Loamy-humic, nutrient-rich and deep soils with a not too high lime content are ideal for the common peony. However, they are quite generous in terms of the subsoil and also manage with less optimal location. Like so many plants, they do not tolerate waterlogging.
Again and again one hears that peonies cannot be transplanted. It is true that they prefer to grow undisturbed, but they can still be established in a new place. If you want to put this plan into practice, you should divide the cluster and so you can also multiply the peony by division varietal.
Peonies that are bought in containers can be planted from spring to late autumn. Often there are also root plants in perennial nurseries, which only come into the soil at rest from September to around November. In the first winter you should put on some leaves or brushwood as a protection against frost. The peonies will be hardy in the coming years. You place the rhizome just under the surface of the earth at maximum of 3 centimeters (1 in). If it sits deeper, the perennials do not bloom at all or only after many years. The common peony does not grow very quickly, but will be many decades old. Even if it does not look like it at first, over time a specimen will reach a diameter of up to one meter (40 in). This space requirement is important when combining with other plants.
In the spring after planting the peonies, they are watered in dry phases. In the following years, this is usually no longer necessary, unless the months of March to June are extremely low in precipitation.
So that the garden peony has sufficient nutrients for the exhausting bloom and leaf mass, organic, potash-based fertilizers are added in spring. In autumn, you can also spread a thin layer of compost. Nitrogen is not well tolerated, it causes the buds to die and makes the plants more susceptible to fungal diseases.
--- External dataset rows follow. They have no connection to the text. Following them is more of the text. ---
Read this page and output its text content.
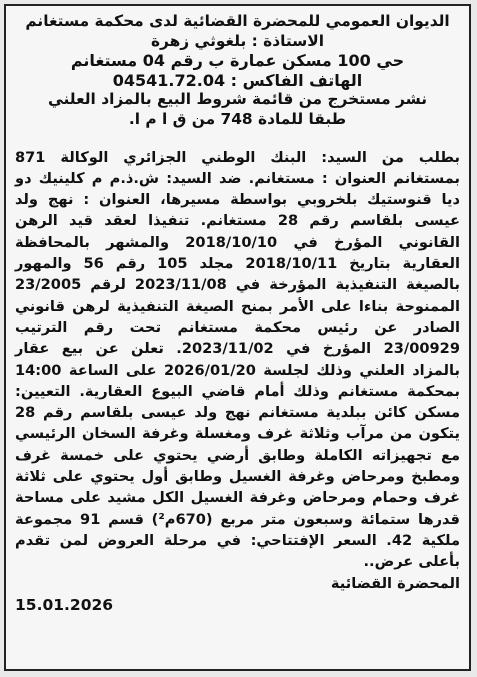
الديوان العمومي للمحضرة القضائية لدى محكمة مستغانم
الاستاذة : بلغوثي زهرة
حي 100 مسكن عمارة ب رقم 04 مستغانم
الهاتف الفاكس : 04541.72.04
نشر مستخرج من قائمة شروط البيع بالمزاد العلني
طبقا للمادة 748 من ق ا م ا.
بطلب من السيد: البنك الوطني الجزائري الوكالة 871 بمستغانم العنوان : مستغانم. ضد السيد: ش.ذ.م م كلينيك دو ديا قنوستيك بلخروبي بواسطة مسيرها، العنوان : نهج ولد عيسى بلقاسم رقم 28 مستغانم. تنفيذا لعقد قيد الرهن القانوني المؤرخ في 2018/10/10 والمشهر بالمحافظة العقارية بتاريخ 2018/10/11 مجلد 105 رقم 56 والمهور بالصيغة التنفيذية المؤرخة في 2023/11/08 لرقم 23/2005 الممنوحة بناءا على الأمر بمنح الصيغة التنفيذية لرهن قانوني الصادر عن رئيس محكمة مستغانم تحت رقم الترتيب 23/00929 المؤرخ في 2023/11/02. تعلن عن بيع عقار بالمزاد العلني وذلك لجلسة 2026/01/20 على الساعة 14:00 بمحكمة مستغانم وذلك أمام قاضي البيوع العقارية. التعيين: مسكن كائن ببلدية مستغانم نهج ولد عيسى بلقاسم رقم 28 يتكون من مرآب وثلاثة غرف ومغسلة وغرفة السخان الرئيسي مع تجهيزاته الكاملة وطابق أرضي يحتوي على خمسة غرف ومطبخ ومرحاض وغرفة الغسيل وطابق أول يحتوي على ثلاثة غرف وحمام ومرحاض وغرفة الغسيل الكل مشيد على مساحة قدرها ستمائة وسبعون متر مربع (670م²) قسم 91 مجموعة ملكية 42. السعر الإفتتاحي: في مرحلة العروض لمن تقدم بأعلى عرض..
المحضرة القضائية
15.01.2026
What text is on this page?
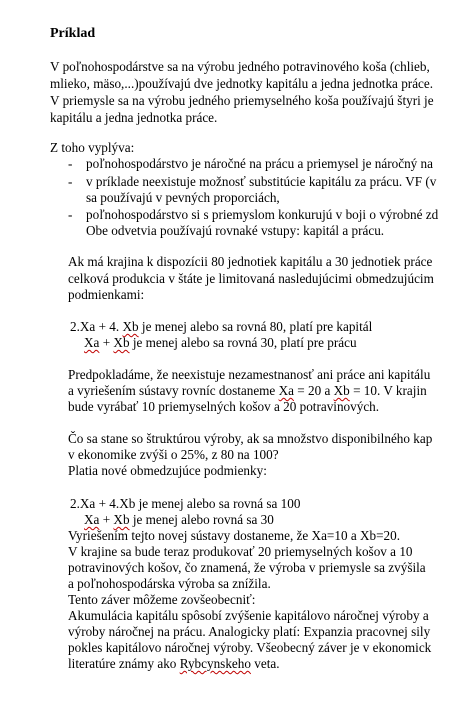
Príklad
V poľnohospodárstve sa na výrobu jedného potravinového koša (chlieb,
mlieko, mäso,...)používajú dve jednotky kapitálu a jedna jednotka práce.
V priemysle sa na výrobu jedného priemyselného koša používajú štyri je
kapitálu a jedna jednotka práce.
Z toho vyplýva:
- poľnohospodárstvo je náročné na prácu a priemysel je náročný na
- v príklade neexistuje možnosť substitúcie kapitálu za prácu. VF (v
sa používajú v pevných proporciách,
- poľnohospodárstvo si s priemyslom konkurujú v boji o výrobné zd
Obe odvetvia používajú rovnaké vstupy: kapitál a prácu.
Ak má krajina k dispozícii 80 jednotiek kapitálu a 30 jednotiek práce
celková produkcia v štáte je limitovaná nasledujúcimi obmedzujúcim
podmienkami:
2.Xa + 4. Xb je menej alebo sa rovná 80, platí pre kapitál
Xa + Xb je menej alebo sa rovná 30, platí pre prácu
Predpokladáme, že neexistuje nezamestnanosť ani práce ani kapitálu
a vyriešením sústavy rovníc dostaneme Xa = 20 a Xb = 10. V krajin
bude vyrábať 10 priemyselných košov a 20 potravinových.
Čo sa stane so štruktúrou výroby, ak sa množstvo disponibilného kap
v ekonomike zvýši o 25%, z 80 na 100?
Platia nové obmedzujúce podmienky:
2.Xa + 4.Xb je menej alebo sa rovná sa 100
Xa + Xb je menej alebo rovná sa 30
Vyriešením tejto novej sústavy dostaneme, že Xa=10 a Xb=20.
V krajine sa bude teraz produkovať 20 priemyselných košov a 10
potravinových košov, čo znamená, že výroba v priemysle sa zvýšila
a poľnohospodárska výroba sa znížila.
Tento záver môžeme zovšeobecniť:
Akumulácia kapitálu spôsobí zvýšenie kapitálovo náročnej výroby a
výroby náročnej na prácu. Analogicky platí: Expanzia pracovnej sily
pokles kapitálovo náročnej výroby. Všeobecný záver je v ekonomick
literatúre známy ako Rybcynskeho veta.
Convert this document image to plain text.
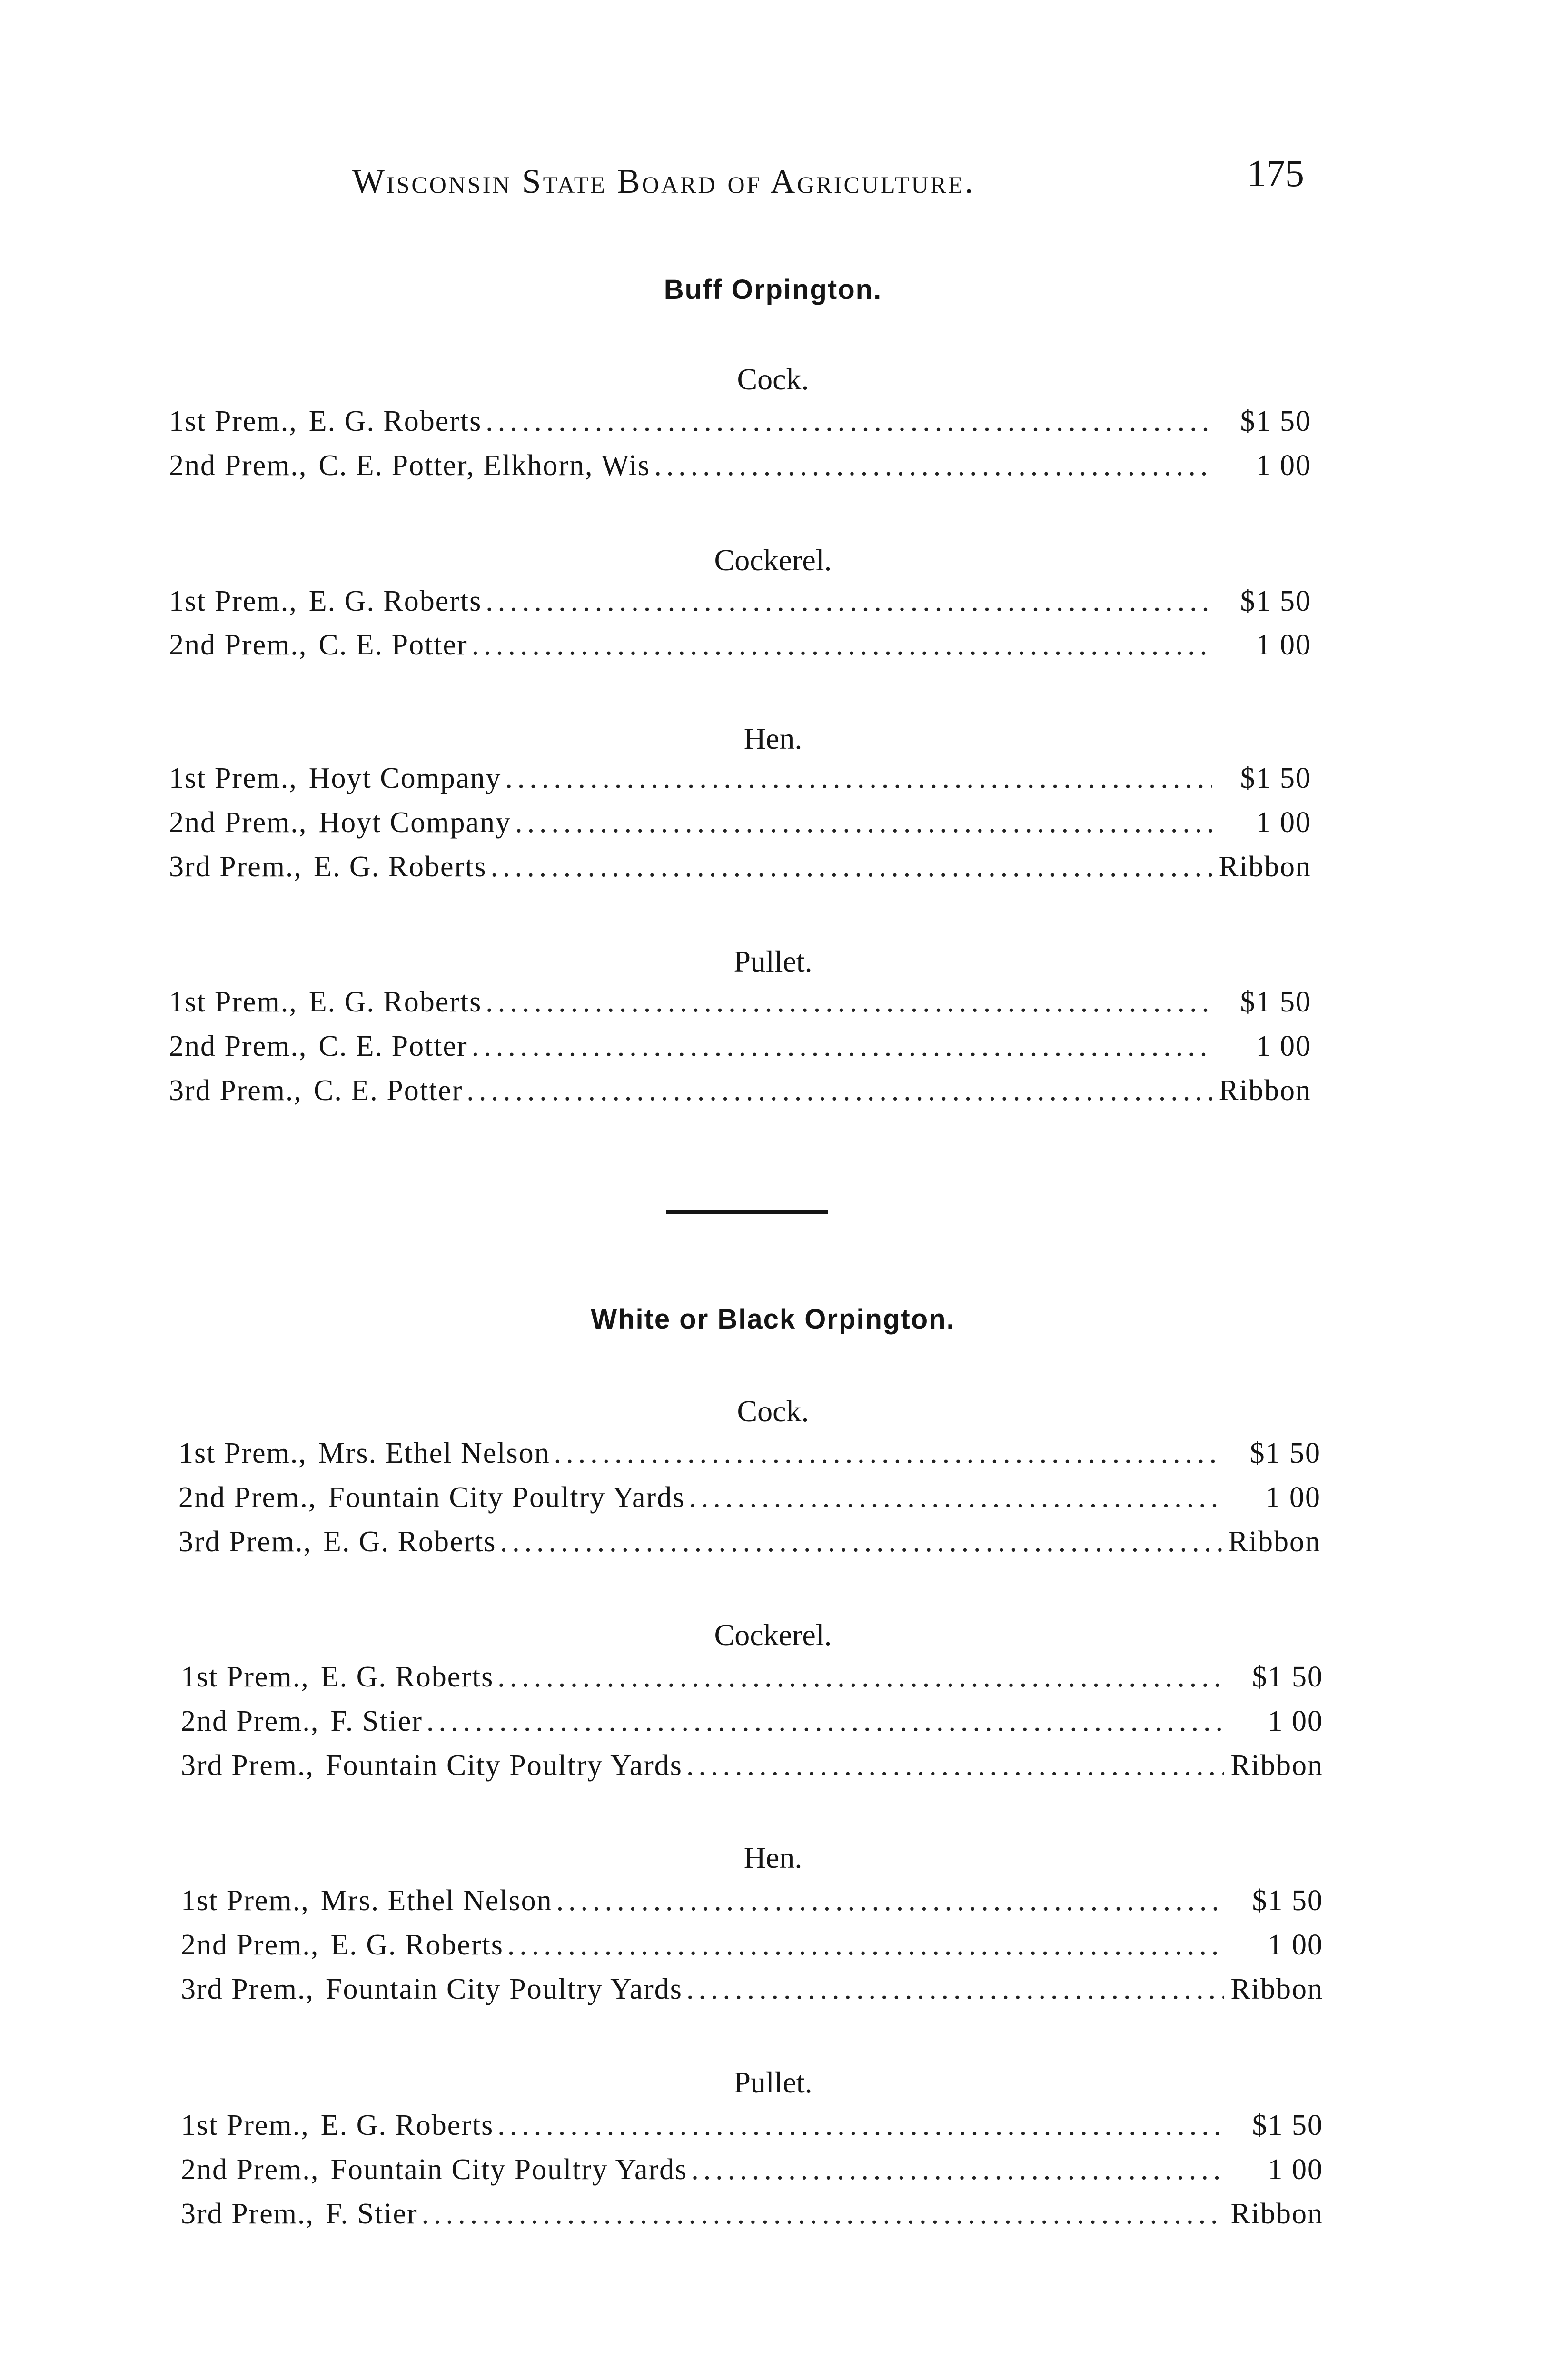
Wisconsin State Board of Agriculture.	175
Buff Orpington.
Cock.
1st Prem. , E. G. Roberts .....	$1 50
2nd Prem. , C. E. Potter, Elkhorn, Wis .....	1 00
Cockerel.
1st Prem. , E. G. Roberts .....	$1 50
2nd Prem. , C. E. Potter .....	1 00
Hen.
1st Prem. , Hoyt Company .....	$1 50
2nd Prem. , Hoyt Company .....	1 00
3rd Prem. , E. G. Roberts .....	Ribbon
Pullet.
1st Prem. , E. G. Roberts .....	$1 50
2nd Prem. , C. E. Potter .....	1 00
3rd Prem. , C. E. Potter .....	Ribbon
White or Black Orpington.
Cock.
1st Prem. , Mrs. Ethel Nelson .....	$1 50
2nd Prem. , Fountain City Poultry Yards .....	1 00
3rd Prem. , E. G. Roberts .....	Ribbon
Cockerel.
1st Prem. , E. G. Roberts .....	$1 50
2nd Prem. , F. Stier .....	1 00
3rd Prem. , Fountain City Poultry Yards .....	Ribbon
Hen.
1st Prem. , Mrs. Ethel Nelson .....	$1 50
2nd Prem. , E. G. Roberts .....	1 00
3rd Prem. , Fountain City Poultry Yards .....	Ribbon
Pullet.
1st Prem. , E. G. Roberts .....	$1 50
2nd Prem. , Fountain City Poultry Yards .....	1 00
3rd Prem. , F. Stier .....	Ribbon
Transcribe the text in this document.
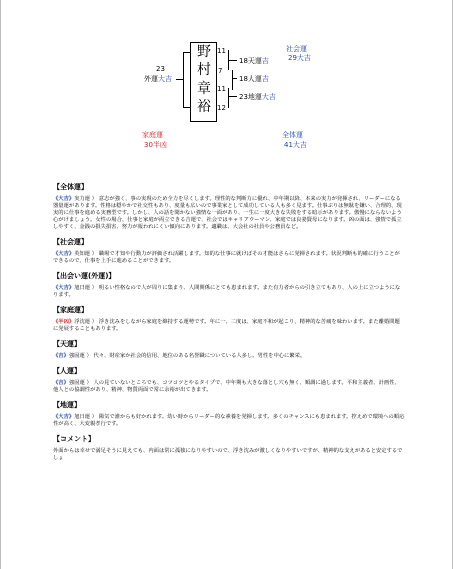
野
村
章
裕
11
7
11
12
18天運吉
18人運吉
23地運大吉
23
外運大吉
社会運
29大吉
家庭運
30半凶
全体運
41大吉
【全体運】
《大吉》実力運 ） 意志が強く、事の実現のため全力を尽くします。理性的な判断力に優れ、中年期以降、本来の実力が発揮され、リーダーになる器量運があります。性格は穏やかで社交性もあり、度量も広いので事業家として成功している人も多く見ます。仕事ぶりは無駄を嫌い、合理的、現実的に仕事を進める実務型です。しかし、人の話を聞かない強情な一面があり、一生に一度大きな失敗をする暗示があります。傲慢にならないよう心がけましょう。女性の場合、仕事と家庭が両立できる吉運で、社会ではキャリアウーマン、家庭では良妻賢母になります。凶の面は、強情で孤立しやすく、金銭の損失損害、努力が報われにくい傾向にあります。適職は、大会社の社員や公務員など。
【社会運】
《大吉》英知運 ） 職場で才知や行動力が評価され活躍します。知的な仕事に就けばその才能はさらに発揮されます。状況判断も的確に行うことができるので、仕事を上手に進めることができます。
【出会い運(外運)】
《大吉》旭日運 ） 明るい性格なので人が周りに集まり、人間関係にとても恵まれます。また有力者からの引き立てもあり、人の上に立つようになります。
【家庭運】
《半凶》浮沈運 ） 浮き沈みをしながら家庭を維持する運勢です。年に一、二度は、家庭不和が起こり、精神的な苦痛を味わいます。また離婚問題に発展することもあります。
【天運】
《吉》強固運 ） 代々、財産家か社会的信用、地位のある名誉職についている人多し。男性を中心に繁栄。
【人運】
《吉》強固運 ） 人の見ていないところでも、コツコツとやるタイプで、中年期も大きな落とし穴も無く、順調に過します。平和主義者、計画性、他人との協調性があり、精神、物質両面で常に余裕が出てきます。
【地運】
《大吉》旭日運 ） 陽気で誰からも好かれます。幼い時からリーダー的な素養を発揮します。多くのチャンスにも恵まれます。控えめで環境への順応性が高く、大変親孝行です。
【コメント】
外面からは幸せで満足そうに見えても、内面は常に孤独になりやすいので、浮き沈みが激しくなりやすいですが、精神的な支えがあると安定するでしょ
The relatively thin, soft shoots of the common peony usually break under the heavy flowers. However, a support for the perennial helps. The leaves and shoots can still look pretty after flowering. If you have vital, healthy plants, you can let the dried leaves stand until they sprout in late winter. However, if the common peony suffers from fungal diseases, the shoots are cut close to the ground in autumn and disposed of in the residual waste.
Diseases and pests
Peonies are actually robust plants, which are usually only troubled by fungal diseases if they are fertilized incorrectly (too much nitrogen) or too heavily pressed by other perennials and as a result the air cannot circulate. With sufficient planting distance and the right nutrients, infestation can be well prevented. If leaf spots appear or the stems dry early, leaves or shoots are cut off and disposed of with household waste. Gray mold (Botrytis paeoniae) or leaf spot diseases (Septoria paeoniae and Clado-sporium paeoniae) are possible causes. Snails, however, are not attracted by the common peony.
From the second year after planting the garden peony is hardy. In the first year some brushwood or leaves should be placed for winter protection.
Use in the garden
As a cottage garden plant, other classics for sunny beds with loamy, humic garden soil, such as delphinium (Delphinium) and oriental poppy (Papaver orientale), go well with Paeonia officinalis. Lady’s mantle (Alchemilla mollis), cranesbill (Geranium species), woodland sage (Salvia nemorosa) and catnip (Nepeta) are good intermediaries between these strong flower personalities. Individual areas of bulb flowers show color in front of the peonies, in summer daisies (Leucanthemum), and autumn asters or sneezeweeds (Helenium) come in place.